This project combines a Retrieval-Augmented Generation (RAG) Conversational AI system with a robust Evaluation Framework. The RAG system integrates Cohere's LLM, MongoDB for storage, and LangChain for intelligent query processing, while the Evaluation Framework enables benchmarking with synthetic test sets, performance metrics, and detailed visualizations.
- Document Ingestion: Processes JSON files, generates embeddings using Cohere, and stores them in MongoDB.
- Dynamic Query Routing: Automatically decides whether to use RAG or a pure chat model based on query relevance.
- Context Management: Maintains conversation history and handles token-aware context truncation.
- Error Handling: Implements retry mechanisms for MongoDB connections and logs errors comprehensively.
- Synthetic Testset Generation: Creates test queries with ground truths using GPT-based models.
- Performance Metrics: Evaluates precision, recall, faithfulness, relevancy, and response times using RAGAS.
- Visualization: Generates radar charts, histograms, confusion matrices, and execution time distributions.
- PDF Reporting: Produces detailed performance reports with improvement suggestions.
- Python 3.8 or higher
- MongoDB Atlas account
- Cohere API key
git clone <your_github_repo_url>
cd RAG-Conversational-AI
pip install -r requirements.txt
Create a .env file in the root directory of your project with following the setup in .env.example
python ingest_docs.py
python main.py
python synthetic_testset.py
Uses the synthetic_testset.py script to create test queries with ground truths
python synthetic_eval_script.py
Evaluates the system's performance using by using metrics such as such as precision, recall, faithfulness, relevancy, cost, and response time.
python evaluation_report.py
Creates a detailed performance report with visualizations including radar charts, histograms, confusion matrices, and improvement suggestions.
-
Ask Questions: Enter your query when prompted. The system will:
- Reshape the question if needed.
- Decide whether to use RAG (retrieval-based) or Chat (LLM-only) mode.
- Generate a response based on the selected route.
-
Run Evaluations Select the evaluation option from the menu to test performance metrics.
-
Exit: Choose the exit option when you're done.
- Reads JSONL documents.
- Generates embeddings using Cohere's API.
- Stores content and embeddings in MongoDB.
- Question Reshaping Decision: Determines if the query needs additional context from conversation history.
- Standalone Question Generation: Reformulates queries into standalone questions if necessary.
- Inner Router Decision: Uses cosine similarity to decide between RAG or Chat mode.
- Response Generation:
- RAG Mode: Retrieves relevant documents and generates responses based on them.
- Chat Mode: Generates responses directly using Cohere's LLM.
The evaluation framework uses the following metrics:
- Context Precision: Measures how much of the retrieved context is relevant.
- Context Recall: Measures how much relevant information is retrieved.
- Faithfulness: Measures how well the answer aligns with the provided context.
- Context Relevancy: Measures how relevant the retrieved context is to the question.
- Answer Relevancy: Measures how relevant the generated answer is to the question.
The evaluation framework provides:
- Radar charts for median scores across key metrics.
- Histograms for metric distributions (e.g., precision, recall).
- Confusion matrices showing retrieval and answer accuracy rates.
- Execution time distribution histograms for performance analysis.
- PDF reports summarizing all results with actionable insights.

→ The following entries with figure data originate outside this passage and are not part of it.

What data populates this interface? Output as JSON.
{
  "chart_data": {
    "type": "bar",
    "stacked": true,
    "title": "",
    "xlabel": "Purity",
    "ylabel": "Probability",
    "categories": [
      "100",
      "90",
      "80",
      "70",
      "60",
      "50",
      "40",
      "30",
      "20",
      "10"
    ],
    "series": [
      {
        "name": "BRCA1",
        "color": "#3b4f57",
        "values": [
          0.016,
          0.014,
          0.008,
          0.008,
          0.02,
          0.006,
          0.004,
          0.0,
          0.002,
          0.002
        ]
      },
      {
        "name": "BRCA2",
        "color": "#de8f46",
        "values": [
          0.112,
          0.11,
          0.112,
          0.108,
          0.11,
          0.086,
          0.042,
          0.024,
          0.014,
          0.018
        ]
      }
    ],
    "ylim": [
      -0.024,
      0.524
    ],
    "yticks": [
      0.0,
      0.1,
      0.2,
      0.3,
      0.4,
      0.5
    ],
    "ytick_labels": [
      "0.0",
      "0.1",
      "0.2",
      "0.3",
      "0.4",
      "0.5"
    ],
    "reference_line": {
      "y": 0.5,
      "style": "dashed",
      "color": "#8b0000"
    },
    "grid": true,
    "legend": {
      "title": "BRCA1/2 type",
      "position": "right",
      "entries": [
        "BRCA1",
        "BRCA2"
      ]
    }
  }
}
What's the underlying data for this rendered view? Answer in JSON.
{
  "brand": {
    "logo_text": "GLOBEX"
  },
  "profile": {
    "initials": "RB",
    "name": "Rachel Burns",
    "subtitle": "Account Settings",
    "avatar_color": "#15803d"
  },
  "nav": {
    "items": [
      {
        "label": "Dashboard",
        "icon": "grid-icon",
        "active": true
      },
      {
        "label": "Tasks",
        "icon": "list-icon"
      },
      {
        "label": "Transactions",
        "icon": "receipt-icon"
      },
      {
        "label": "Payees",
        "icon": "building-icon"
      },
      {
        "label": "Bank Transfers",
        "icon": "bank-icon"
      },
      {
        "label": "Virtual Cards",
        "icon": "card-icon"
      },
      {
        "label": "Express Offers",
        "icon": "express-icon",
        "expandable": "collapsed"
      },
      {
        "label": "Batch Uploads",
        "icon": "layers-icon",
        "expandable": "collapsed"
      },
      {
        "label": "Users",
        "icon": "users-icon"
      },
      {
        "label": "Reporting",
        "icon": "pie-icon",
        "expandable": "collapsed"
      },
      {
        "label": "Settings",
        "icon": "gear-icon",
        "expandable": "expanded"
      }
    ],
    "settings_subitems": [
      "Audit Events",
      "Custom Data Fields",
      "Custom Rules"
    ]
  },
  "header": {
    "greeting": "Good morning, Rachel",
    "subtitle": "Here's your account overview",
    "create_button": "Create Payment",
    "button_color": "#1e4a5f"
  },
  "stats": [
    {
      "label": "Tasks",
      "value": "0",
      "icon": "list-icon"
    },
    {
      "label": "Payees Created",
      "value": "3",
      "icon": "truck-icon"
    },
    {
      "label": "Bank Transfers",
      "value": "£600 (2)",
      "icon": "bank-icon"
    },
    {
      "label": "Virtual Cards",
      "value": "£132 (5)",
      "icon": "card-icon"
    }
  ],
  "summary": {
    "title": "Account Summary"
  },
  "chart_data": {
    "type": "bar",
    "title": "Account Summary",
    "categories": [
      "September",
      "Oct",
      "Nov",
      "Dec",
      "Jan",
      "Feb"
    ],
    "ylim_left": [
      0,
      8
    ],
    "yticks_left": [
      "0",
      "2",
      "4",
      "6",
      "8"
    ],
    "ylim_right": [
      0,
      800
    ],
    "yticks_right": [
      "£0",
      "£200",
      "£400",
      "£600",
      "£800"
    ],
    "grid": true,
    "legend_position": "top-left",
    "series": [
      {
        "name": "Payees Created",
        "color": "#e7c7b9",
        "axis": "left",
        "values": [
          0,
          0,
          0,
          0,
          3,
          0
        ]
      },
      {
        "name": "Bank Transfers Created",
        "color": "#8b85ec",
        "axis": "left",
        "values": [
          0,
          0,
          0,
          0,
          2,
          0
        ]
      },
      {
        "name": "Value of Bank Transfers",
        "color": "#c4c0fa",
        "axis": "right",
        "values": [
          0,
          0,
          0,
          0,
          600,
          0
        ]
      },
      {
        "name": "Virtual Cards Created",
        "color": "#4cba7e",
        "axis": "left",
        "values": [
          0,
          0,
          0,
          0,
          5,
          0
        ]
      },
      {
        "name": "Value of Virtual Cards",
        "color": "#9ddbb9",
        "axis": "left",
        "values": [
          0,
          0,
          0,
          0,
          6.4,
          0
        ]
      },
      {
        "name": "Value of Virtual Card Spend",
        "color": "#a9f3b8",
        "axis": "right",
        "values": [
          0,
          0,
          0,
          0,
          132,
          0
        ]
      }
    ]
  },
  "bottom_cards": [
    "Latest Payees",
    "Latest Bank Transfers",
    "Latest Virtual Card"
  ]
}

- Stores both documents and chat logs in separate collections.
- Implements retry mechanisms with exponential backoff for connection stability.
- Token-aware context truncation ensures queries stay within token limits.
- Conversation history is maintained for up to five previous interactions.
- Comprehensive logging system tracks all operations.
- Graceful degradation ensures smooth operation even during failures.
The following Python libraries are required:
cohere: For embeddings and language model interaction.pymongo: For MongoDB integration.transformers: For tokenization and context management.ragas: For evaluation metrics and testset generation.reportlab: For generating PDF reports.matplotlib&pandas: For data visualization and analysis.
Install them via pip install -r requirements.txt.
- User enters a query: "What is the capital of France?"
- The system checks if reshaping is needed (e.g., based on prior context).
- If relevant documents are found in MongoDB, it uses RAG mode to generate an answer like "The capital of France is Paris."
- If no relevant documents are found, it switches to Chat mode and generates an answer using Cohere's LLM.
This project is licensed under the MIT License - see the LICENSE file for details.